彼女の慌てふためく声音に、ユーリッドは肩を竦めていた。
しかし今までエリックだけを恐れていたが、それにエリザが含まれるとは――周囲に面白い人物が集まるものだと、嘆きの言葉しか出ない。
自分に降り掛かる不幸を嘆くと、ユーリッドはエリザが立ち去った方向と逆に向かう。
そう、彼は食堂が何処にあるのか知らない。
昨日はエリザが直接部屋まで持ってきてくれたので、食堂に行っていない。つまり「朝食の用意を」と言われても、ユーリッドだけでは辿り着けない。
エリザは、そのことに気付いていない。
修道院は家に等しい場所なので「言わなくてもわかる」という先入観があったのだろう、部外者であるユーリッドは何処に何があるのかわからない。

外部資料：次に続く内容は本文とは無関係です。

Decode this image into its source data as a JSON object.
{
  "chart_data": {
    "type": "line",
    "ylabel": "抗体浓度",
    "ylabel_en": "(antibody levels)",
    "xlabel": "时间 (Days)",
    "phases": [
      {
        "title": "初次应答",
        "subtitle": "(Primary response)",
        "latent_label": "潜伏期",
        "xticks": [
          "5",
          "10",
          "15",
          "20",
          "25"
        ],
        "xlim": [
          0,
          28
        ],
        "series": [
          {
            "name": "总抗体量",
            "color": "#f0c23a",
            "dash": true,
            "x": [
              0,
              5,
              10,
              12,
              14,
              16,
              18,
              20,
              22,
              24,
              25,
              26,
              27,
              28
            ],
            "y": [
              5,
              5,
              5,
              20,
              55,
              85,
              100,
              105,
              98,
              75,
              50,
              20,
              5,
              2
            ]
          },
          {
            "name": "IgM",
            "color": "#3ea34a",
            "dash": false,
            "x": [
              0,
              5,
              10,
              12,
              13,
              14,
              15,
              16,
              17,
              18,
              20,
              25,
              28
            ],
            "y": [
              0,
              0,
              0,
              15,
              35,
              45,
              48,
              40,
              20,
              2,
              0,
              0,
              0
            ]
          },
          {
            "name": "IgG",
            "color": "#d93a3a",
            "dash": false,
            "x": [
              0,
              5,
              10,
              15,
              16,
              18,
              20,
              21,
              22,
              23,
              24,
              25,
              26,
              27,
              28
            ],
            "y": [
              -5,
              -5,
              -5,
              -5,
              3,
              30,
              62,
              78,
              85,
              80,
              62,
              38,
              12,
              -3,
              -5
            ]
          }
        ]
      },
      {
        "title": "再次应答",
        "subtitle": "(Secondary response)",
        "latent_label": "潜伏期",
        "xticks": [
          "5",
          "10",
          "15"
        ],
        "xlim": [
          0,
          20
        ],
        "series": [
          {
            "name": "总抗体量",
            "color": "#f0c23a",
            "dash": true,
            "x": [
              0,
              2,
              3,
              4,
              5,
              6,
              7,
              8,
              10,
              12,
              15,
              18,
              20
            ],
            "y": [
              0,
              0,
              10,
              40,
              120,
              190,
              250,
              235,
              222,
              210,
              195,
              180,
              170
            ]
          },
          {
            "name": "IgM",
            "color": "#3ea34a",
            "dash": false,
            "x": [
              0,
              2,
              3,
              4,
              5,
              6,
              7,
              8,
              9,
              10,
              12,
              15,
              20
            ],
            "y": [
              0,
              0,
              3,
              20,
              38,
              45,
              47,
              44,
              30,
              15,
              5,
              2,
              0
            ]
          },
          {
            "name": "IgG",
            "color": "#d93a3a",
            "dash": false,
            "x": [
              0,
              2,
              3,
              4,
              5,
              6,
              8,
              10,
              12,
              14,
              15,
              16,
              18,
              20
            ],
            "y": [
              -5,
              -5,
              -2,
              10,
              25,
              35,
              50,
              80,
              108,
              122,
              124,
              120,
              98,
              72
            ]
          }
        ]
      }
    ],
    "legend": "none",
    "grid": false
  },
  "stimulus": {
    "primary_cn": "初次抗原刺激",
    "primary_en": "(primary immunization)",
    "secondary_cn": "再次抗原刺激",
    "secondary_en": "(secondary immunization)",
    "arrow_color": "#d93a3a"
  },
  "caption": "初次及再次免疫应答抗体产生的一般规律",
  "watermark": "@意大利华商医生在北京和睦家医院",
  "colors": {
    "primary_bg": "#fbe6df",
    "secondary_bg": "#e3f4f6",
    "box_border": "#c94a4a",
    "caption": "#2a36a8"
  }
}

それに見た目以上に広い修道院。方向音痴の人間であったら、確実に迷っている。
「やっぱり天然だ」
彼の言葉が示すように、凄まじい音と女性の怒鳴り声が建物中に響き渡る。
それを追うかたちで聞こえてきたのは、エリザの弁解の言葉。どうやら再びトラブルを起こしたらしく、周囲が慌しくなる。
「本当に、楽しい人だ」
そう呟いた後、ユーリッドは自身が使用している部屋の前に行き徐に扉を開く。
刹那、部屋の中から何かの気配を感じ取ったのか、ユーリッドは室内に鋭い視線を向け気配の主を捜す。
「来ていたんだ」
室内にいたのは、相手は見知っている人物。
ユーリッドは扉を閉めると同時に緊張感を緩めると、彼は感情が篭っていない淡々とした声音を相手にぶつけ自分を訪ねてきた理由を聞く。
「お顔を拝見に」
相手は、ユーリッドに媚を売るかのような声音を出す。
しかし彼は相手の本心を見抜いているので、態とらしく肩を竦める。
そして彼女に視線を合わせつつ無言のまま部屋の中心へ向かうと、彼女が言っていることが本当に正しいのかどうか再度訪ねてきた理由を問う。
「信じておられないようで」
「唐突すぎるからね」
「酷いですわ」
「突然訪ねる方が酷い」
彼女の行動のひとつひとつが、妖艶そのもの。
特に色鮮やかな色彩を使った遥か東にある小さな国で着られている「着物」という名前の服を着崩した姿は、何とも色っぽい。
また露出している肩はシミひとつない美肌で、更にちらりと覗く豊満の胸は男を一瞬にして取り込む魔力を兼ね備えていた。